Another limitation is context. Take this example:
If you were to look at this fragment on its own, you would be hard pressed to guess what word came next in the last column. If I told you the title of the article was, “A bomb cyclone with the power of a hurricane will unleash snow and blizzard-like conditions this weekend,” that would make guessing the word a lot easier.
The naive model doesn’t understand context. It only understands the seven words leading up to it. This is a really tricky problem, and most of the complexity in language models comes from trying to address it.
The thing that sets GPT-3 part isn’t necessarily the code or architecture. You could look up Python code on the internet and make your own version in a day or two.
What sets it apart is its size. The GPT-3 model alone is estimated to be around 350 GB in size. That makes it one of the largest machine learning models ever produced.
It pushes the limits of what our current hardware is capable of. It is estimated that OpenAI spent between $3 and $7 million just on AWS compute fees to train it.

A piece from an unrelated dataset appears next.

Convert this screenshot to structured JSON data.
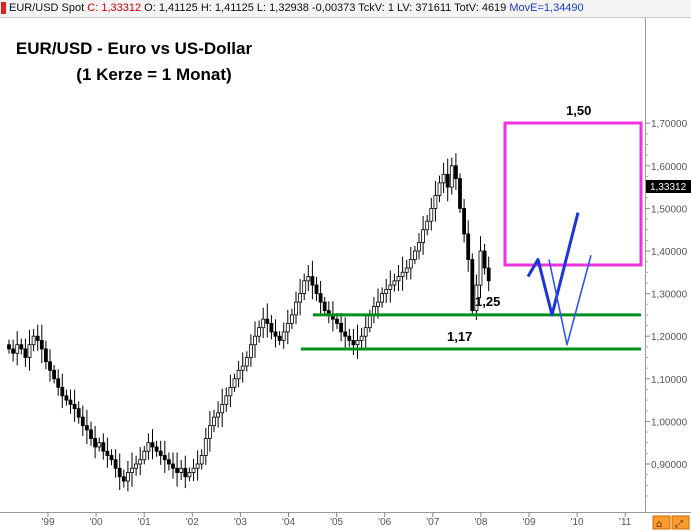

As a rule of thumb, larger models require more data to train on. GPT-3 trained on text from millions of webpages, all of Wikipedia, and thousands of books.
One important thing to remember is that, despite its power, GPT-3 does not truly “understand” text. As you read through some of its outputted text, you are reminded of a college student who writes an essay on a book he or she did not read.
On first glance, the essay looks good, with proper grammar and sentence flow. But on second glance, you see the inconsistencies, mistakes, and contradictions because the college student really didn’t understand the topic.
For example, take this text produced by GPT-3. The input asked the model to write about unicorns. This was the output:
“The scientist named the population, after their distinctive horn, Ovid’s Unicorn. These four-horned, silver-white unicorns were previously unknown to science. . .
Pérez and the others then ventured further into the valley. “By the time we reached the top of one peak, the water looked blue, with some crystals on top,” said Pérez.
[Examples from this OpenAI blog post.]
The text flows well, but we get some weird statements, like the one about “four-horned unicorns” (an animal with four horns by definition can’t be a unicorn.) And how can you reach the peak of a mountain while descending into a valley?
When you think about the future of natural language processing, GPT-3 is really fun to follow, and this is an article I recommend that shows many examples to help you imagine the possibilities.
I’ll be watching to see what other advancements there will be in this exciting and innovative space, and I’ll keep you posted.